13	Moles AgNO₃ in 0.34 g = mass silver nitrate / molar mass AgNO₃ = 0.34 g / 169.91 g mol^-1 = 0.0020 mol. M = n / V Volume containing 0.0020 mol (0.34 g) = 0.0020 mol / 0.54 mol L^-1 = 0.0037 L = 3.7 mL.
14	Moles HCl = molarity hydrochloric acid x volume hydrochloric acid = 12.0 mol L^-1 x 0.100 L = 1.20 mol.

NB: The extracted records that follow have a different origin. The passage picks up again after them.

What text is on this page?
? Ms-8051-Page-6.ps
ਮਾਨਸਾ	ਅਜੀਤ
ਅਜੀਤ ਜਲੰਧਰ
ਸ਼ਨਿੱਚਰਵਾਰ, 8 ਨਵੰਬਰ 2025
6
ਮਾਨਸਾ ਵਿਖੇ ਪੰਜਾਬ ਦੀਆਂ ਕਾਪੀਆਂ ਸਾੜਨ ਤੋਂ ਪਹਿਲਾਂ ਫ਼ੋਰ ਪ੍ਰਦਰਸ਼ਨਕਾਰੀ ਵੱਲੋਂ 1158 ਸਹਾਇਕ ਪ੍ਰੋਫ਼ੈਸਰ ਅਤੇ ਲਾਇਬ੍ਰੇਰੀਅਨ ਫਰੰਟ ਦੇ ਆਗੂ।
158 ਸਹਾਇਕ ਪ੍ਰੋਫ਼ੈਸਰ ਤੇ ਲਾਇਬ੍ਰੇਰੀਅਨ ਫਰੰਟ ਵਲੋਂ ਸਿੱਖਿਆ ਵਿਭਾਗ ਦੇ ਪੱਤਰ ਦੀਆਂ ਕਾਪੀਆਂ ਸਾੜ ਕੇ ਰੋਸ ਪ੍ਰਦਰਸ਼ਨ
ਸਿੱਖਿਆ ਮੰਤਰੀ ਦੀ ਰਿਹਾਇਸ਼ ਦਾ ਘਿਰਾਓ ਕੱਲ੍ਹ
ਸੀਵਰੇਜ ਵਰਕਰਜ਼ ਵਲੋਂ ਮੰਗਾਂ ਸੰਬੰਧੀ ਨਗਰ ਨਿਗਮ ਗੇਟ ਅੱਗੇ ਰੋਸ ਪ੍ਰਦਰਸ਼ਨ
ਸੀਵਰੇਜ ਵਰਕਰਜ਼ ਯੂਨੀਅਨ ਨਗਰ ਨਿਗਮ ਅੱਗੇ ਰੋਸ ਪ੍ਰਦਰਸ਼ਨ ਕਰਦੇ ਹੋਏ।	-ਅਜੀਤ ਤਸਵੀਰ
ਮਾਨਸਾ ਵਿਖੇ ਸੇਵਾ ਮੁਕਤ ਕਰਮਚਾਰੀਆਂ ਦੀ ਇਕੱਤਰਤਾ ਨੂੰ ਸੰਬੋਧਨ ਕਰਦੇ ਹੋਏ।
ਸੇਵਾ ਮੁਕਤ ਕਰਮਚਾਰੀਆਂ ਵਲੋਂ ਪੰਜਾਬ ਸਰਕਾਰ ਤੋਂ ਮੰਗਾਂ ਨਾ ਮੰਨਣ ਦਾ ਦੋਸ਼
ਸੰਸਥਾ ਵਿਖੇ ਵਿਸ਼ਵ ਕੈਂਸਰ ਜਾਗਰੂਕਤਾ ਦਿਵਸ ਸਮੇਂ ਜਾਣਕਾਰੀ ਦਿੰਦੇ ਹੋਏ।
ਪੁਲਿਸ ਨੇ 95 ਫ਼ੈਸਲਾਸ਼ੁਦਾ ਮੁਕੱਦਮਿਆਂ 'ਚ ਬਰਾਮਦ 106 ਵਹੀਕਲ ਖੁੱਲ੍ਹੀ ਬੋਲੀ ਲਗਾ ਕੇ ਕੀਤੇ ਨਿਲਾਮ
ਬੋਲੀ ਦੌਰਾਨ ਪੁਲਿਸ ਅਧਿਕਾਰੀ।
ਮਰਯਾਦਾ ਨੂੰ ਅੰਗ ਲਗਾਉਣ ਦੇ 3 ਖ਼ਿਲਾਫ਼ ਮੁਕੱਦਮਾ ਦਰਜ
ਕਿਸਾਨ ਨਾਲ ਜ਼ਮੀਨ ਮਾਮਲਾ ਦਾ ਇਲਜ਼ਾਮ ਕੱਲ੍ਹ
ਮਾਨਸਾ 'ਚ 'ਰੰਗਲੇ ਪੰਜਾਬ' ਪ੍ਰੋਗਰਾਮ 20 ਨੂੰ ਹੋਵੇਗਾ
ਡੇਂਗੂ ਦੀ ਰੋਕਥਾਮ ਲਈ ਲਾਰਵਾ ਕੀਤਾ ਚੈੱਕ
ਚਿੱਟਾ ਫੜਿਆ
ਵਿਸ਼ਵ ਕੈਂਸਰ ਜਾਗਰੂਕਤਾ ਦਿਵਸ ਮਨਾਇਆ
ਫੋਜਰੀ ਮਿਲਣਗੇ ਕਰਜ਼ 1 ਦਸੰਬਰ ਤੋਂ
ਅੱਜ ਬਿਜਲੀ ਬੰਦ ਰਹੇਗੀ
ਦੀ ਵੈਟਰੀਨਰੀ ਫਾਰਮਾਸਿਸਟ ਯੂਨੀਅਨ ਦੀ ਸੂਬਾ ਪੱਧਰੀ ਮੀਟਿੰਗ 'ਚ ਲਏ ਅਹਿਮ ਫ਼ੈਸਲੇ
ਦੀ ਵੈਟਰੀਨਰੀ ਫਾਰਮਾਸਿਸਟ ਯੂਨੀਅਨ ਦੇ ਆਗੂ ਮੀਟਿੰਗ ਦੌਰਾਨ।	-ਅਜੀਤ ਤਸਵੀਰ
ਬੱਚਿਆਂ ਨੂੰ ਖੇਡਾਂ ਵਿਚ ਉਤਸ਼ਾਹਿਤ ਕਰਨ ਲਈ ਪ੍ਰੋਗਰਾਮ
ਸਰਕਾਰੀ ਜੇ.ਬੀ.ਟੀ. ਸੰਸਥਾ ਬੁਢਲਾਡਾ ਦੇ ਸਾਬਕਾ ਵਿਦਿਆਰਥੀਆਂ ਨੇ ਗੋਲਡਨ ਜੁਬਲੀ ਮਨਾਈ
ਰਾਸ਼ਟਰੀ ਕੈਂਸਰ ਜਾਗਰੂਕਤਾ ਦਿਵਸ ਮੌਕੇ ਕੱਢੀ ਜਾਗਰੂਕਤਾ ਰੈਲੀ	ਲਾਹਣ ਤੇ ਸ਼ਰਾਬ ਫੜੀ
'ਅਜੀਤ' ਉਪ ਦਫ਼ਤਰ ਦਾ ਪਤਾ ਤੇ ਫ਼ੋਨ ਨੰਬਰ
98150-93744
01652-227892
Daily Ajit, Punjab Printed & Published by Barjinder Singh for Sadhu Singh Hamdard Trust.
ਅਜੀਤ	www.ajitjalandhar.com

Molarity of new solution = moles HCl / volume of solution = 1.20 mol / 2.000 L = 0.60 M. An alternative method for calculating the molarity of a solution that has been diluted is to use the expression M1V1 = M2V2 where M1 and V1 are the volume and molarity of the original solution while M2 and V2 are the new molarity and volume. Note that the units of V do not need to be in litres - they will necessarily be the same on both sides of the expression so other units such as mL can be used. This expression can only be used for dilution calculations and is not applicable to other types of calculation.
15	Molarity = moles / volume(L) = 0.200 mol / 0.500 L = 0.400 M.
16	Balanced equation: K₂CrO₄ + BaCl₂ → BaCrO₄ + 2KCl Hence one mole of K₂CrO₄ results in the formation of one mole of BaCrO₄ and since BaCl₂ is in excess, the number of moles K₂CrO₄ will determine the amount of BaCrO₄ produced. Moles K₂CrO₄ = molarity of K₂CrO₄ x volume of K₂CrO₄ solution = 0.469 x 0.0500 mol = 0.02345 mol Mass of barium chromate = moles BaCrO₄ x molar mass BaCrO₄ = 0.02345 mol x 253.3 g mol^-1 = 5.94 g
17	Balanced equation: 3Ba(NO₃)₂ + Al₂(SO₄)₃ → 3BaSO₄ + 2Al(NO₃)₃ Hence one mole of Al₂(SO₄)₃ requires three moles of Ba(NO₃)₂ for complete reaction. First the moles of aluminium sulfate in the solution is calculated as it is the reactant for which both the molarity and volume are given: Moles Al₂(SO₄)₃ dissolved = molarity of Al₂(SO₄)₃ x volume of Al₂(SO₄)₃ solution = 0.350 mol L^-1 x 0.0250 L = 0.00875 mol. As pointed out above, 1 mole Al₂(SO₄)₃ requires 3 mole Ba(NO₃)₂ or molesl Ba(NO₃)₂ required = 3 x moles Al₂(SO₄)₃ = 3 x 0.00875 mol = 0.0263 mol. M = n / V or volume of 0.280 M Ba(NO₃)₂ solution required = moles Ba(NO₃)₂ / molarity of Ba(NO₃)₂ solution = 0.0263 mol / 0.280 mol L^-1 = 0.0939 L = 93.9 mL.